Brinder, le professeur fou qui manipulera Louise et beaucoup d’autres et qui se servira des faiblesses de ces femmes pour mener à bien son projet complètement barré.
Swala, la pauvre créature qui, malgré elle, est sans le vouloir au centre de l’histoire. Personnage très touchant.

Dans l’histoire ce que j’ai trouvé moyen c’est que Louise, même après s’être fait avoir de ouf une première fois continuera de faire un peu trop facilement confiance.
J’ai trouvé également que Swala se mettait à parler mieux que quiconque trop rapidement.

La fin reste floue. On ne sait pas trop ce va se passer finalement. Mais je n’en dirai pas plus au risque de spoiler. J’aurai clairement bien aimé en lire encore autant ou même avoir une suite !

Je ne sais pas si l’auteur s’en est inspiré consciemment et si c’était volontaire de sa part, mais j’ai clairement ressenti le clin d’œil à « La planète des singes » sur la fin et sur la personnalité de Swala.
J’ai toutefois adoré et çà m’a donné envie de me plonger dans la lecture de ce roman.

J’ai aussi adoré la couverture simple mais vraiment belle. Il semblerait que çà soit la fille de l’auteur qui l’aurait réalisée.

Une bonne lecture dans l’ensemble, des sujets abordés qui changent un peu de l’ordinaire je trouve (du moins de l’ordinaire de mes lectures), un livre original qui mêle présent/futur et science-fiction.

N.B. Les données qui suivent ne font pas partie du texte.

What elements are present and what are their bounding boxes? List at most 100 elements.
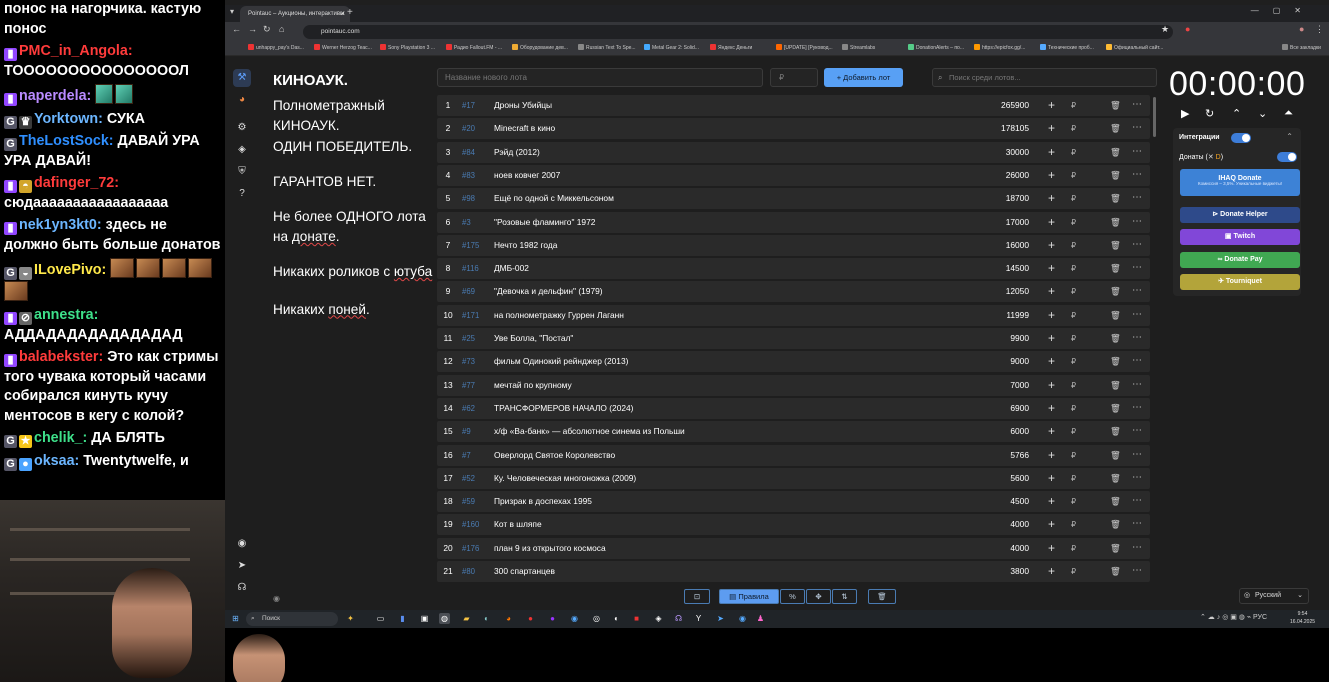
bookmark-item[interactable]: Все закладки bbox=[1282, 44, 1321, 51]
taskbar-search[interactable]: ⌕ Поиск bbox=[246, 612, 338, 626]
bookmark-item[interactable]: Russian Text To Spe... bbox=[578, 44, 636, 51]
add-amount-icon[interactable]: + bbox=[1048, 95, 1055, 116]
start-icon[interactable]: ⊞ bbox=[230, 613, 241, 624]
bookmark-item[interactable]: Яндекс Деньги bbox=[710, 44, 752, 51]
add-amount-icon[interactable]: + bbox=[1048, 212, 1055, 233]
language-select[interactable]: ◎ Русский ⌄ bbox=[1239, 588, 1309, 604]
add-amount-icon[interactable]: + bbox=[1048, 375, 1055, 396]
discord-icon[interactable]: ☊ bbox=[673, 613, 684, 624]
lot-menu-icon[interactable]: ⋯ bbox=[1132, 281, 1142, 300]
lot-menu-icon[interactable]: ⋯ bbox=[1132, 258, 1142, 277]
delete-lot-icon[interactable]: 🗑 bbox=[1110, 305, 1121, 326]
app-icon[interactable]: ▣ bbox=[419, 613, 430, 624]
add-amount-icon[interactable]: + bbox=[1048, 235, 1055, 256]
lot-menu-icon[interactable]: ⋯ bbox=[1132, 328, 1142, 347]
settings-gear-icon[interactable]: ⚙ bbox=[233, 119, 251, 137]
close-tab-icon[interactable]: × bbox=[340, 6, 345, 22]
add-amount-icon[interactable]: + bbox=[1048, 281, 1055, 302]
lot-row[interactable]: 5 #98 Ещё по одной с Миккельсоном 18700 + ₽ 🗑 ⋯ bbox=[437, 188, 1150, 210]
delete-lot-icon[interactable]: 🗑 bbox=[1110, 118, 1121, 139]
currency-icon[interactable]: ₽ bbox=[1071, 468, 1076, 489]
app-icon[interactable]: Y bbox=[693, 613, 704, 624]
auction-hammer-icon[interactable]: ⚒ bbox=[233, 69, 251, 87]
currency-icon[interactable]: ₽ bbox=[1071, 235, 1076, 256]
lot-menu-icon[interactable]: ⋯ bbox=[1132, 538, 1142, 557]
currency-icon[interactable]: ₽ bbox=[1071, 514, 1076, 535]
profile-avatar[interactable]: ● bbox=[1299, 24, 1304, 34]
firefox-icon[interactable]: ◕ bbox=[503, 613, 514, 624]
delete-lot-icon[interactable]: 🗑 bbox=[1110, 398, 1121, 419]
delete-lot-icon[interactable]: 🗑 bbox=[1110, 445, 1121, 466]
donate-helper-button[interactable]: ⊳ Donate Helper bbox=[1180, 207, 1300, 223]
currency-icon[interactable]: ₽ bbox=[1071, 375, 1076, 396]
delete-lot-icon[interactable]: 🗑 bbox=[1110, 281, 1121, 302]
browser-tab[interactable]: Pointauc – Аукционы, интерактивы × bbox=[240, 6, 350, 22]
browser-menu-icon[interactable]: ⋮ bbox=[1315, 24, 1324, 35]
currency-icon[interactable]: ₽ bbox=[1071, 142, 1076, 163]
discord-icon[interactable]: ☊ bbox=[233, 579, 251, 597]
lot-name-input[interactable]: Название нового лота bbox=[437, 68, 763, 87]
currency-icon[interactable]: ₽ bbox=[1071, 281, 1076, 302]
delete-lot-icon[interactable]: 🗑 bbox=[1110, 258, 1121, 279]
add-amount-icon[interactable]: + bbox=[1048, 561, 1055, 582]
lot-menu-icon[interactable]: ⋯ bbox=[1132, 165, 1142, 184]
obs-icon[interactable]: ◎ bbox=[591, 613, 602, 624]
currency-icon[interactable]: ₽ bbox=[1071, 165, 1076, 186]
add-amount-icon[interactable]: + bbox=[1048, 258, 1055, 279]
lots-scrollbar[interactable] bbox=[1153, 97, 1156, 137]
delete-lot-icon[interactable]: 🗑 bbox=[1110, 212, 1121, 233]
add-amount-icon[interactable]: + bbox=[1048, 514, 1055, 535]
twitch-button[interactable]: ▣ Twitch bbox=[1180, 229, 1300, 245]
delete-lot-icon[interactable]: 🗑 bbox=[1110, 538, 1121, 559]
lot-row[interactable]: 3 #84 Рэйд (2012) 30000 + ₽ 🗑 ⋯ bbox=[437, 141, 1150, 163]
add-amount-icon[interactable]: + bbox=[1048, 538, 1055, 559]
lot-row[interactable]: 4 #83 ноев ковчег 2007 26000 + ₽ 🗑 ⋯ bbox=[437, 164, 1150, 186]
extension-icon[interactable]: ● bbox=[1185, 24, 1190, 34]
lot-row[interactable]: 6 #3 "Розовые фламинго" 1972 17000 + ₽ 🗑 ⋯ bbox=[437, 211, 1150, 233]
percent-button[interactable]: % bbox=[780, 589, 805, 604]
github-icon[interactable]: ◉ bbox=[233, 535, 251, 553]
delete-lot-icon[interactable]: 🗑 bbox=[1110, 421, 1121, 442]
home-icon[interactable]: ⌂ bbox=[279, 24, 284, 34]
currency-icon[interactable]: ₽ bbox=[1071, 538, 1076, 559]
app-icon[interactable]: ● bbox=[547, 613, 558, 624]
taskbar-clock[interactable]: 9:54 16.04.2025 bbox=[1290, 611, 1315, 626]
lot-menu-icon[interactable]: ⋯ bbox=[1132, 95, 1142, 114]
eye-icon[interactable]: ◉ bbox=[273, 594, 280, 603]
chevron-down-icon[interactable]: ⌄ bbox=[1258, 107, 1267, 120]
steam-icon[interactable]: ◐ bbox=[481, 613, 492, 624]
help-icon[interactable]: ? bbox=[233, 185, 251, 203]
currency-icon[interactable]: ₽ bbox=[1071, 188, 1076, 209]
lot-amount-input[interactable]: ₽ bbox=[770, 68, 818, 87]
currency-icon[interactable]: ₽ bbox=[1071, 328, 1076, 349]
lot-menu-icon[interactable]: ⋯ bbox=[1132, 305, 1142, 324]
currency-icon[interactable]: ₽ bbox=[1071, 212, 1076, 233]
bookmark-item[interactable]: Metal Gear 2: Solid... bbox=[644, 44, 699, 51]
add-amount-icon[interactable]: + bbox=[1048, 165, 1055, 186]
lot-menu-icon[interactable]: ⋯ bbox=[1132, 445, 1142, 464]
taskview-icon[interactable]: ▭ bbox=[375, 613, 386, 624]
forward-icon[interactable]: → bbox=[248, 24, 257, 34]
delete-lot-icon[interactable]: 🗑 bbox=[1110, 188, 1121, 209]
delete-lot-icon[interactable]: 🗑 bbox=[1110, 491, 1121, 512]
lot-menu-icon[interactable]: ⋯ bbox=[1132, 118, 1142, 137]
move-button[interactable]: ✥ bbox=[806, 589, 831, 604]
chevron-up-icon[interactable]: ⌃ bbox=[1232, 107, 1241, 120]
currency-icon[interactable]: ₽ bbox=[1071, 305, 1076, 326]
bookmark-item[interactable]: Оборудование дев... bbox=[512, 44, 568, 51]
add-amount-icon[interactable]: + bbox=[1048, 421, 1055, 442]
add-amount-icon[interactable]: + bbox=[1048, 398, 1055, 419]
lot-row[interactable]: 12 #73 фильм Одинокий рейнджер (2013) 9000 +… bbox=[437, 351, 1150, 373]
currency-icon[interactable]: ₽ bbox=[1071, 258, 1076, 279]
currency-icon[interactable]: ₽ bbox=[1071, 398, 1076, 419]
app-icon[interactable]: ● bbox=[525, 613, 536, 624]
add-amount-icon[interactable]: + bbox=[1048, 305, 1055, 326]
add-lot-button[interactable]: + Добавить лот bbox=[824, 68, 903, 87]
new-tab-icon[interactable]: + bbox=[347, 7, 353, 18]
add-amount-icon[interactable]: + bbox=[1048, 468, 1055, 489]
ihaq-donate-button[interactable]: IHAQ Donate Комиссия – 3,5%. Уникальные … bbox=[1180, 169, 1300, 196]
lot-menu-icon[interactable]: ⋯ bbox=[1132, 514, 1142, 533]
lot-menu-icon[interactable]: ⋯ bbox=[1132, 235, 1142, 254]
lot-row[interactable]: 14 #62 ТРАНСФОРМЕРОВ НАЧАЛО (2024) 6900 + ₽ 🗑 ⋯ bbox=[437, 397, 1150, 419]
double-chevron-up-icon[interactable]: ⏶ bbox=[1284, 107, 1293, 120]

A découvrir au plus vite !

Mères primales
En cliquant sur la photo, tu peux si tu le désires acheter ce livre (numérique ou papier) directement sur le site de « l’éditeur ».

Mon avis en fleurs :

2

  • Mères primales – Brand SOUFFY – Auto-édité le 6 octobre 2017 – Editions : Libres d’écrire – 20 € – 350 p.

 

10 réflexions sur “« Mères primales » – Brand SOUFFY

  1. Bonjour Folie Livresque!
    Je ne retrouve plus votre superbe chronique sur Amazon; que se passe-t’il? Aurais-je failli quelque part? Dites-moi!
    Belle journée je vous souhaite, avec l’espoir de connaître la raison de votre retrait…

    Brand S.

    J'aime

  2. Belle chronique. Je lis des auto-édités depuis mes débuts. C’est à dire depuis très très longtemps. Et c’est vrai que certains profitent de la « liberté » qu’ils ont pour publier des textes non corrigés ou non aboutis. D’où le « on s’y attend un peu ». Mais j’y ai découvert tellement de pépites. J’espère que tu feras de belles découvertes.